The U.S. Supreme Court struck down Alabama's bus segregation laws in Browder v. Gayle, declaring that racial separation on public transit violated the Fourteenth Amendment's equal protection clause. The ruling vindicated a 381-day boycott in Montgomery that had tested the endurance of an entire Black community and catapulted a 26-year-old Baptist minister named Martin Luther King Jr. into national prominence. The Montgomery Bus Boycott had begun on December 5, 1955, four days after Rosa Parks refused to give up her seat to a white passenger. The boycott was not spontaneous. The Women's Political Council, led by Jo Ann Robinson, had been planning a bus protest for months and used Parks's arrest as the catalyst. Robinson mimeographed 52,000 leaflets overnight, and within days Montgomery's Black population, which made up 75 percent of the bus system's ridership, had virtually abandoned public transit. The economic pressure was devastating. The Montgomery City Lines bus company lost 65 percent of its revenue. Black residents organized elaborate carpool networks, with volunteer drivers running routes that mirrored the bus system. White authorities fought back with mass arrests, including King's, and a campaign of intimidation that included the bombing of King's home. The city even invoked an obscure anti-boycott law from 1921. While the boycott ground on in the streets, the legal battle moved through the courts. Attorney Fred Gray filed Browder v. Gayle on behalf of four Black women who had been mistreated on Montgomery buses.
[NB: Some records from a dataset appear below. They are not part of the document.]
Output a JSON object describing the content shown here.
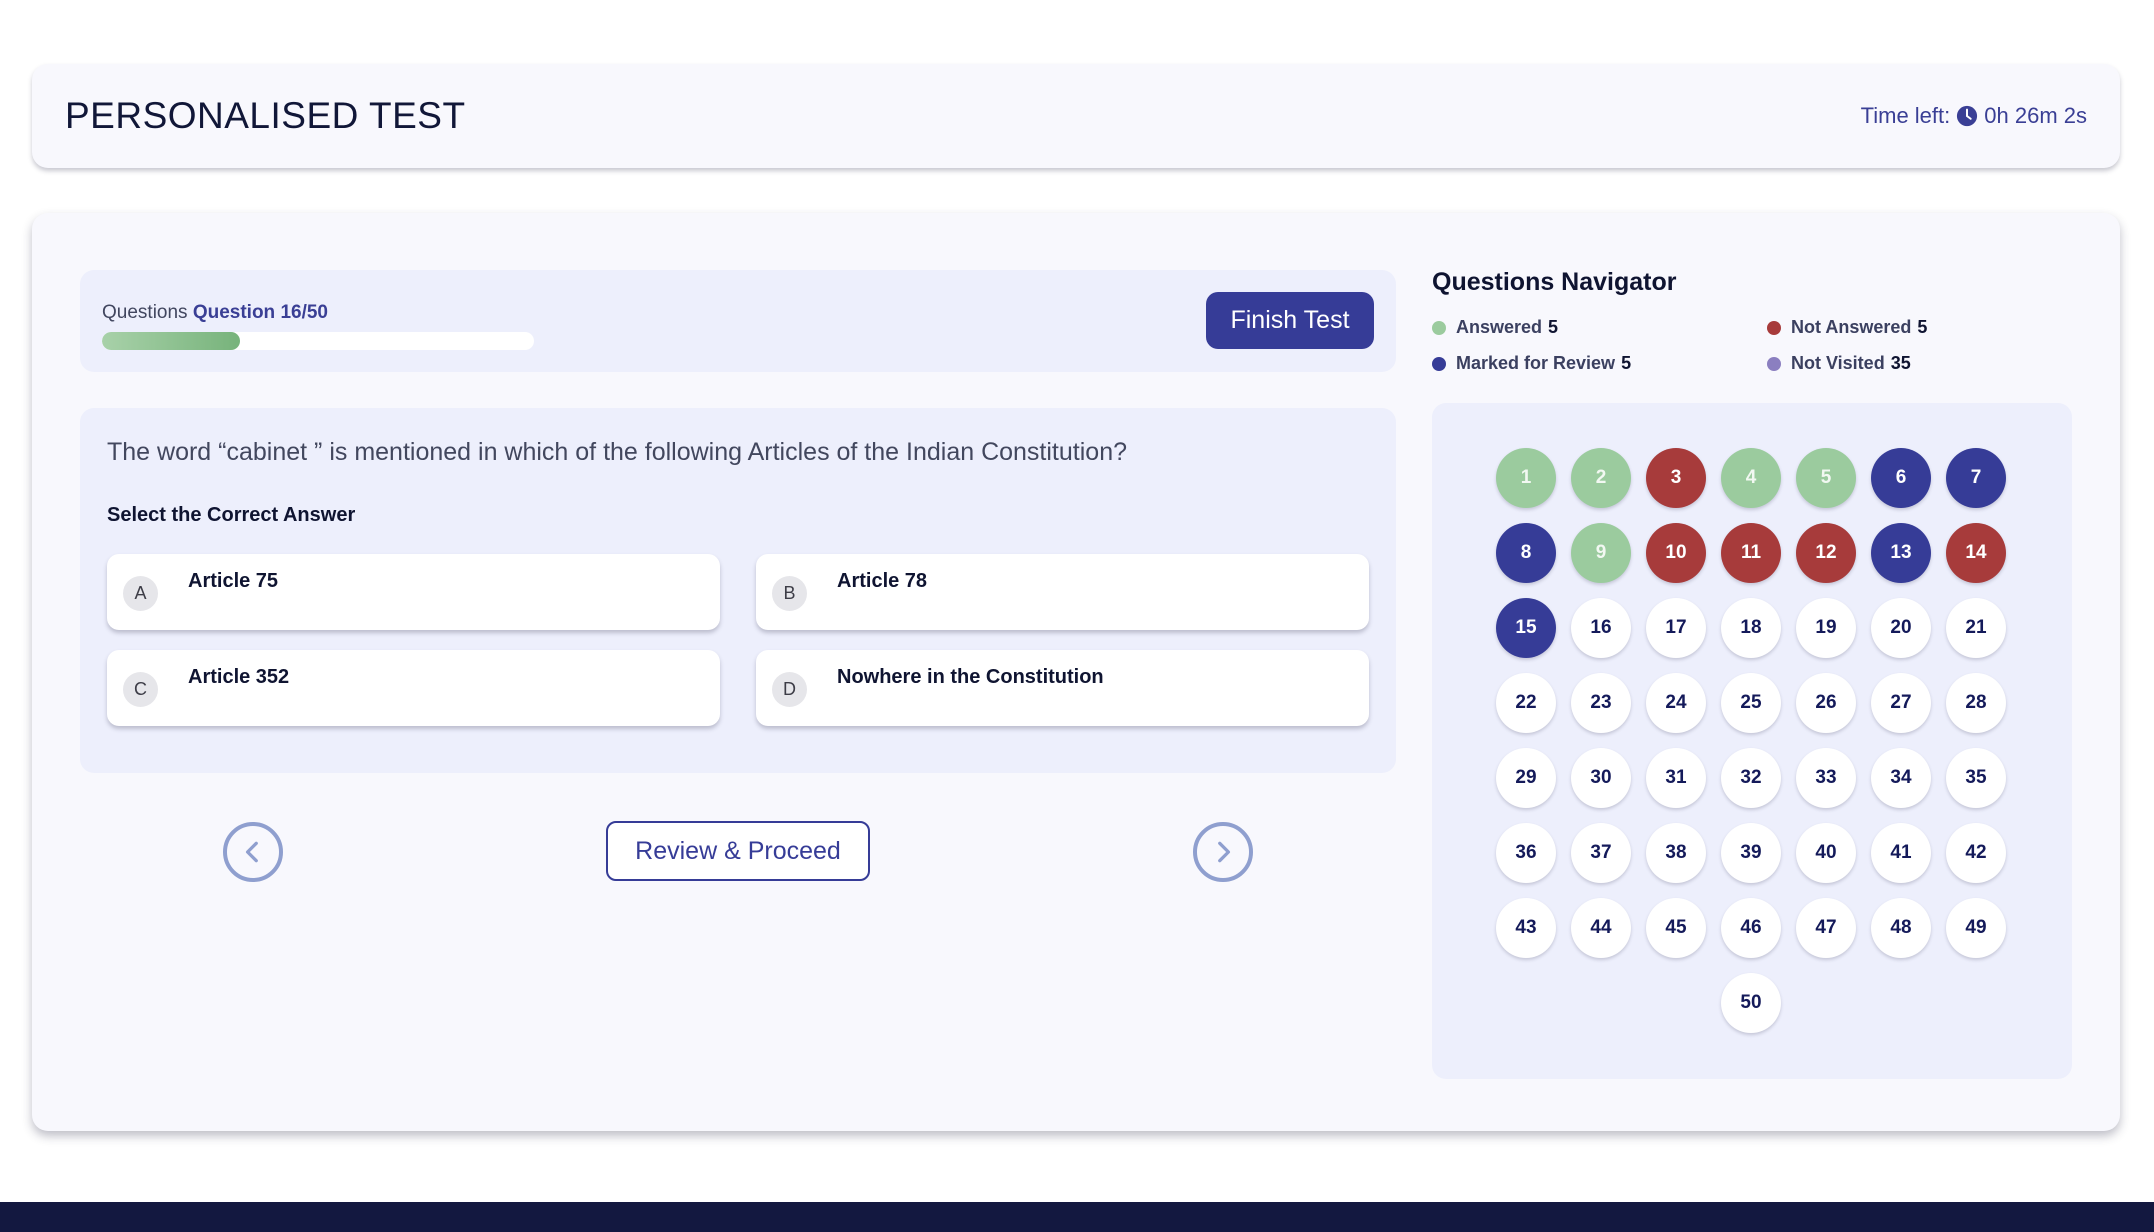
{
  "header": {
    "title": "PERSONALISED TEST",
    "time_label": "Time left:",
    "time_value": "0h 26m 2s"
  },
  "progress": {
    "label": "Questions",
    "current": "Question 16/50",
    "fraction": 0.32,
    "finish_label": "Finish Test"
  },
  "question": {
    "text": "The word “cabinet ” is mentioned in which of the following Articles of the Indian Constitution?",
    "select_label": "Select the Correct Answer",
    "options": [
      {
        "letter": "A",
        "text": "Article 75"
      },
      {
        "letter": "B",
        "text": "Article 78"
      },
      {
        "letter": "C",
        "text": "Article 352"
      },
      {
        "letter": "D",
        "text": "Nowhere in the Constitution"
      }
    ]
  },
  "controls": {
    "review_label": "Review & Proceed",
    "prev_icon": "chevron-left-icon",
    "next_icon": "chevron-right-icon"
  },
  "navigator": {
    "title": "Questions Navigator",
    "legend": [
      {
        "label": "Answered",
        "count": "5",
        "color": "#9bcb9e"
      },
      {
        "label": "Not Answered",
        "count": "5",
        "color": "#a73b3b"
      },
      {
        "label": "Marked for Review",
        "count": "5",
        "color": "#363c97"
      },
      {
        "label": "Not Visited",
        "count": "35",
        "color": "#8b7fc0"
      }
    ],
    "status_colors": {
      "answered": "#9bcb9e",
      "not_answered": "#a73b3b",
      "marked": "#363c97",
      "not_visited": "#ffffff"
    },
    "questions": [
      {
        "n": "1",
        "status": "answered"
      },
      {
        "n": "2",
        "status": "answered"
      },
      {
        "n": "3",
        "status": "not_answered"
      },
      {
        "n": "4",
        "status": "answered"
      },
      {
        "n": "5",
        "status": "answered"
      },
      {
        "n": "6",
        "status": "marked"
      },
      {
        "n": "7",
        "status": "marked"
      },
      {
        "n": "8",
        "status": "marked"
      },
      {
        "n": "9",
        "status": "answered"
      },
      {
        "n": "10",
        "status": "not_answered"
      },
      {
        "n": "11",
        "status": "not_answered"
      },
      {
        "n": "12",
        "status": "not_answered"
      },
      {
        "n": "13",
        "status": "marked"
      },
      {
        "n": "14",
        "status": "not_answered"
      },
      {
        "n": "15",
        "status": "marked"
      },
      {
        "n": "16",
        "status": "not_visited"
      },
      {
        "n": "17",
        "status": "not_visited"
      },
      {
        "n": "18",
        "status": "not_visited"
      },
      {
        "n": "19",
        "status": "not_visited"
      },
      {
        "n": "20",
        "status": "not_visited"
      },
      {
        "n": "21",
        "status": "not_visited"
      },
      {
        "n": "22",
        "status": "not_visited"
      },
      {
        "n": "23",
        "status": "not_visited"
      },
      {
        "n": "24",
        "status": "not_visited"
      },
      {
        "n": "25",
        "status": "not_visited"
      },
      {
        "n": "26",
        "status": "not_visited"
      },
      {
        "n": "27",
        "status": "not_visited"
      },
      {
        "n": "28",
        "status": "not_visited"
      },
      {
        "n": "29",
        "status": "not_visited"
      },
      {
        "n": "30",
        "status": "not_visited"
      },
      {
        "n": "31",
        "status": "not_visited"
      },
      {
        "n": "32",
        "status": "not_visited"
      },
      {
        "n": "33",
        "status": "not_visited"
      },
      {
        "n": "34",
        "status": "not_visited"
      },
      {
        "n": "35",
        "status": "not_visited"
      },
      {
        "n": "36",
        "status": "not_visited"
      },
      {
        "n": "37",
        "status": "not_visited"
      },
      {
        "n": "38",
        "status": "not_visited"
      },
      {
        "n": "39",
        "status": "not_visited"
      },
      {
        "n": "40",
        "status": "not_visited"
      },
      {
        "n": "41",
        "status": "not_visited"
      },
      {
        "n": "42",
        "status": "not_visited"
      },
      {
        "n": "43",
        "status": "not_visited"
      },
      {
        "n": "44",
        "status": "not_visited"
      },
      {
        "n": "45",
        "status": "not_visited"
      },
      {
        "n": "46",
        "status": "not_visited"
      },
      {
        "n": "47",
        "status": "not_visited"
      },
      {
        "n": "48",
        "status": "not_visited"
      },
      {
        "n": "49",
        "status": "not_visited"
      },
      {
        "n": "50",
        "status": "not_visited"
      }
    ]
  }
}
A three-judge federal panel ruled in their favor in June 1956. Alabama appealed, and the Supreme Court affirmed the lower court's decision on November 13. The boycotters rode the integrated buses for the first time on December 21, 1956. The victory was local, but the strategy of combining economic pressure with legal challenges became the template for the civil rights movement's greatest triumphs over the next decade.